I thought I could learn something because I had never worked as an assistant director, and therefore, I hadn’t seen so many directors actually directing on set. I wanted to seize the first opportunity to shoot a film that came my way. Ulrich and I were at university together and have known each other for a long time.

What was the process like? Were you like two minds working in sync?
From my point of view, when we were editing and writing, it was easier to do that together because you had time, so you could compare different versions. Mostly, we agreed because it was very clear which edit or which dialogue was better. The difficult phase is during the shoot because there is a lot of time pressure.
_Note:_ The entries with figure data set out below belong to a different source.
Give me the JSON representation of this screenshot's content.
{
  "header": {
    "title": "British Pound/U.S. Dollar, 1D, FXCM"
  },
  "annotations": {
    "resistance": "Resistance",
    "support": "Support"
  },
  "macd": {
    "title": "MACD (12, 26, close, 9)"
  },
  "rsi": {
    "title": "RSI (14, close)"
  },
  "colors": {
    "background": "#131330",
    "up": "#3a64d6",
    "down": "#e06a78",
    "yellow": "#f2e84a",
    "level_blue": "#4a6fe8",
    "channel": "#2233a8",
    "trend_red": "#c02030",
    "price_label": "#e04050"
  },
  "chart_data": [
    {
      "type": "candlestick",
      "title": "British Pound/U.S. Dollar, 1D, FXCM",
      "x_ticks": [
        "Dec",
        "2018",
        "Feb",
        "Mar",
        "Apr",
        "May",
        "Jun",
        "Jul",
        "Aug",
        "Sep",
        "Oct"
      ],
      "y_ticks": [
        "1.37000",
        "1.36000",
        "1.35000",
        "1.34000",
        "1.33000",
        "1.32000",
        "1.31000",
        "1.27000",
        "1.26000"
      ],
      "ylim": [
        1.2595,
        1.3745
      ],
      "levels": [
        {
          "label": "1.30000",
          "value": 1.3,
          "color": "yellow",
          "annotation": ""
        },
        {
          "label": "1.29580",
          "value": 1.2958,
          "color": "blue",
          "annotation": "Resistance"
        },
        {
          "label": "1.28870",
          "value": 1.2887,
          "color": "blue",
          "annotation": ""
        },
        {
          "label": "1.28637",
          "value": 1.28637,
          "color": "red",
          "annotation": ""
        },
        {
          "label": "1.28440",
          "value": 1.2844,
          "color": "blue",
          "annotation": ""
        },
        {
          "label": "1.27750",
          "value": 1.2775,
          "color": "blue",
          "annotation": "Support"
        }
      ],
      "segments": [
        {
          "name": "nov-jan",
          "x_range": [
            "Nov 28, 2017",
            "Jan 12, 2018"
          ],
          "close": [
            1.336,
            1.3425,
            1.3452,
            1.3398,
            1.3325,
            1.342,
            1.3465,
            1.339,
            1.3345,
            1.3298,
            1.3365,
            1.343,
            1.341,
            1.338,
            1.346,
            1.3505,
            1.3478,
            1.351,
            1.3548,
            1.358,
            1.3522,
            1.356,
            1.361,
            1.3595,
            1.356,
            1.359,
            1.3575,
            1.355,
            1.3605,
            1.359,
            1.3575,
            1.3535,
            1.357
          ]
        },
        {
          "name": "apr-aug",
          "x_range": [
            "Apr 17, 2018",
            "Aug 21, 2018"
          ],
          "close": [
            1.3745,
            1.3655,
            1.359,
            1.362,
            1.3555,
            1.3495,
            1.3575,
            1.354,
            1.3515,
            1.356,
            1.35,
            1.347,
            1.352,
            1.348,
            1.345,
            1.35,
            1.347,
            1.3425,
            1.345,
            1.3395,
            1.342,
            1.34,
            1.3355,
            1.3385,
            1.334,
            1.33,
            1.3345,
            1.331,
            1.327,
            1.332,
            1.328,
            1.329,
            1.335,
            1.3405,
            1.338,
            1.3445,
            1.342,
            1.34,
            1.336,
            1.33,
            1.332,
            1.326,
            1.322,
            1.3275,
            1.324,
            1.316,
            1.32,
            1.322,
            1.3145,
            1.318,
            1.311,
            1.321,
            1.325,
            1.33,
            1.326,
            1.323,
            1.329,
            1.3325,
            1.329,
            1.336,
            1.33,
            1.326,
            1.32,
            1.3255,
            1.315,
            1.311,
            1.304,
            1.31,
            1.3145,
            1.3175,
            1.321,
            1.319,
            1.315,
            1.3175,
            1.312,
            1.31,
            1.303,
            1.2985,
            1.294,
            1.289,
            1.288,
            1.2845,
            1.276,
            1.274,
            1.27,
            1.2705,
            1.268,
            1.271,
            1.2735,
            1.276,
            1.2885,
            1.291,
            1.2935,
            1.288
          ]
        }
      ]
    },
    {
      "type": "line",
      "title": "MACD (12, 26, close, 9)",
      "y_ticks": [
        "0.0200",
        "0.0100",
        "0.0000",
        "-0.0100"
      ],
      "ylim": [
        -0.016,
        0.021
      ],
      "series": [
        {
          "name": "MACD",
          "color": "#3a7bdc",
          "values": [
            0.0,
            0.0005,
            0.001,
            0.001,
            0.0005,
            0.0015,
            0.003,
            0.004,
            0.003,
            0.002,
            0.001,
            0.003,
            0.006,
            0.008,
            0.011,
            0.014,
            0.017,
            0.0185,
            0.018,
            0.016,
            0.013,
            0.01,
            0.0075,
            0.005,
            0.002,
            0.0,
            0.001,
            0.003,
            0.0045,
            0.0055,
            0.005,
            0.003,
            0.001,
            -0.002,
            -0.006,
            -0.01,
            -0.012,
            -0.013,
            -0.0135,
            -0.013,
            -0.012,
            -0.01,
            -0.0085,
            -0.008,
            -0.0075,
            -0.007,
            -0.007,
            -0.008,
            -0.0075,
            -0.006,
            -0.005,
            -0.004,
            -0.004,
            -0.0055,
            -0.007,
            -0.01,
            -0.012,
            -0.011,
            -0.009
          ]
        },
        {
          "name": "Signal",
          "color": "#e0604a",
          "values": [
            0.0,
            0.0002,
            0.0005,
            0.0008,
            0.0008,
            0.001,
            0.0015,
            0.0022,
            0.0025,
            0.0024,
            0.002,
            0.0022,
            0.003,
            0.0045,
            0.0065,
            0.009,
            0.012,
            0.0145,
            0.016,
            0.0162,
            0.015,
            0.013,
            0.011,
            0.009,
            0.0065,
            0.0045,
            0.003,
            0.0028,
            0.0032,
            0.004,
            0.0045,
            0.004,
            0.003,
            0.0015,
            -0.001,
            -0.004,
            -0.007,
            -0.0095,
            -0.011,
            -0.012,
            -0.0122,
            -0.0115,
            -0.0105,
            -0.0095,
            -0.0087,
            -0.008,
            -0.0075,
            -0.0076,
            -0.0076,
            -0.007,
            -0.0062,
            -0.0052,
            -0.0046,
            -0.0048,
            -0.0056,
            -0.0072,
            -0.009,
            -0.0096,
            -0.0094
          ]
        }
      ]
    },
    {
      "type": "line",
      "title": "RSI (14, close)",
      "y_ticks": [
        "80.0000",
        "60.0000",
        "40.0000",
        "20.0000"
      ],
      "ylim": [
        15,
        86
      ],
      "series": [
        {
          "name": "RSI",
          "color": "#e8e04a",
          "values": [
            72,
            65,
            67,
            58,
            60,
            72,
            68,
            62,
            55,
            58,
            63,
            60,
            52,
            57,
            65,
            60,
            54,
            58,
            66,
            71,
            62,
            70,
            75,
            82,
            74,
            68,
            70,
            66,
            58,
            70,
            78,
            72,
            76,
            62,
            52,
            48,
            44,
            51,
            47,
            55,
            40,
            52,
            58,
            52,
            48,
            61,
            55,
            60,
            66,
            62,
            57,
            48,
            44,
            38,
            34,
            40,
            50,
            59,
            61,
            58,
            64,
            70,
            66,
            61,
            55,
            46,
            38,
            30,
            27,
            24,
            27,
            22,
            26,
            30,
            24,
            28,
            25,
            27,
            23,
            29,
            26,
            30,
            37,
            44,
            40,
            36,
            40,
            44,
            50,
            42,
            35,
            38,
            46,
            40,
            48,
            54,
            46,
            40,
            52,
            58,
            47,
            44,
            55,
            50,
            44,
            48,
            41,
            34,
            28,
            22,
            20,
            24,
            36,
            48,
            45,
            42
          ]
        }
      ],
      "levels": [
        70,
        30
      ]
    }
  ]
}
If you have two differing opinions, there’s no time to try both out, and you have to make a decision. In the editing room, perhaps it was hard for the editor at certain points because we also have a very creative producer. So sometimes, in the editing room, there were three men sitting right behind her, which didn’t make life easy for her.

A Voluntary Year is the story of a father and daughter. You have two daughters; did you bring some of your own life into the film?
This is a delicate question because, on one hand, we use parts of our own life in the film, but on the other hand, we are not talking about real people. The father is a very different person from me, and the daughter is very different from my daughter. Of course, we took some aspects of real life, such as sentences that we hear – and even some furniture from our houses – and put them into the movie. I like to create similarities. But A Voluntary Year is more about our fears of how things could be than how they really are.

The film has a lot of twists and turns, and its pace never lets up. In this respect, it reminded me of an Asghar Farhadi film.
Ulrich always said that there should never be a single conflict, and if there is a pause in the film, we should have another conflict surface that would interfere with the protagonists.